Rather than taking the standard route and including one micro-USB to USB cable plus an Apple-specific cable of some sort, RAVPower packs Dynamo 14000mAh with two coiled USB cables that can interface with a small variety of included plugs—notably two classic Dock Connectors, but no Lightning connector. You’ll have to supply your own Apple cables for newer devices. There’s also a soft velvety carrying bag for all of the parts, a fairly common pack-in for batteries like this.
Dynamo 14000mAh’s performance is on target for its capacity. Testing with a fourth-generation iPad, we were able to achieve an 85% recharge, which is 10-15% more refueling than we’ve seen from more common 12,000mAh cells. The pace was consistent with 2-Amp recharging speeds, slower than the peak rates supported by third- and fourth-generation iPads, but not bad. Smaller iPads will easily be able to achieve one full recharge from this battery, and iPad minis may even come close to two recharges; iPhones and iPods will commonly get five or more full charges before Dynamo needs to be refueled. One hitch is that this battery is itself refueled at a peak rate of 1-Amp, which is far behind best-engineered rivals and essentially means that you’ll need to leave it connected to a 1-Amp USB power source—not supplied in the package—for a very long time, perhaps half of a day.

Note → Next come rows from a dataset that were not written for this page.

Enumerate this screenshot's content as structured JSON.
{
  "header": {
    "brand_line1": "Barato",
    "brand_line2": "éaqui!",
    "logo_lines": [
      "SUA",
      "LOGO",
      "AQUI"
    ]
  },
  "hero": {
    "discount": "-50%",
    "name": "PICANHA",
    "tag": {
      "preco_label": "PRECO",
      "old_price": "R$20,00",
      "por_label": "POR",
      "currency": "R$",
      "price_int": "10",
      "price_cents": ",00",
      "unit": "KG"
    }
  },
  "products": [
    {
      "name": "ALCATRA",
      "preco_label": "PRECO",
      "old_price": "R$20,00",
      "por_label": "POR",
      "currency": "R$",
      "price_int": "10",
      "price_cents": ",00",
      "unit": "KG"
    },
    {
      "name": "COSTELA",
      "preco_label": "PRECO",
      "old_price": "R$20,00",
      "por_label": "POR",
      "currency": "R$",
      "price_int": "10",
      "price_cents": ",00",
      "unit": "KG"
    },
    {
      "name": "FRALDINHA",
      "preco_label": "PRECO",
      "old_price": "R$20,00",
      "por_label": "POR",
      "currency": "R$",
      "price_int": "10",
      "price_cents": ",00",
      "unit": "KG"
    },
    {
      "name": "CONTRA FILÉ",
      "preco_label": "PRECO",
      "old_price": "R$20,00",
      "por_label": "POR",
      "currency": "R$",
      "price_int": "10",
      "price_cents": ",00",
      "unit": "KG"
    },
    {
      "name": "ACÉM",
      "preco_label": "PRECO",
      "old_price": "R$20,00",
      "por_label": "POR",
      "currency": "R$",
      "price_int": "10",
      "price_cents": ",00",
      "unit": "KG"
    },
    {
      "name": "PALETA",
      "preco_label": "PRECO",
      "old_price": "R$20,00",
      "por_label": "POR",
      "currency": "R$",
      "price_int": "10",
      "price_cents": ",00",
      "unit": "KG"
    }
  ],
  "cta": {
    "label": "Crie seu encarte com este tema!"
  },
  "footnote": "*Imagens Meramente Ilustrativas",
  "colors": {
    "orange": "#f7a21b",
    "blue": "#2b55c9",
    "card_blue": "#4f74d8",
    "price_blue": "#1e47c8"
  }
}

The factor that is most dicey with this battery is its suspiciously low street price: despite the $130 MSRP, it’s currently going for street prices under $45, which makes it cheaper than many batteries with less than half the capacity. RAVPower is also an unknown quantity to Apple device users, promising a limited 12-month warranty for this particular cell, and we can’t vouch for the longevity of its products or the reliability of its service. So as comparable as it might be to Just Mobile’s $130 Gum Max Duo on paper—twin USB ports and a 11,200mAh battery with a 75% iPad recharge—you’re trading off on external materials, charging speeds, and some quality-of-experience internal components with this model.
Our flat B rating and general recommendation should be understood this way: during testing, this battery performed exactly as advertised, and delivers solid value for the MSRP. If you can get it for the crazy low street price, you’ll likely be thrilled with it until its recharging capabilities wane, something we’d predict is likely to happen earlier here than with premium options from other companies. In the event that we begin to see long-term issues with this battery, our recommendation may be modified in the future.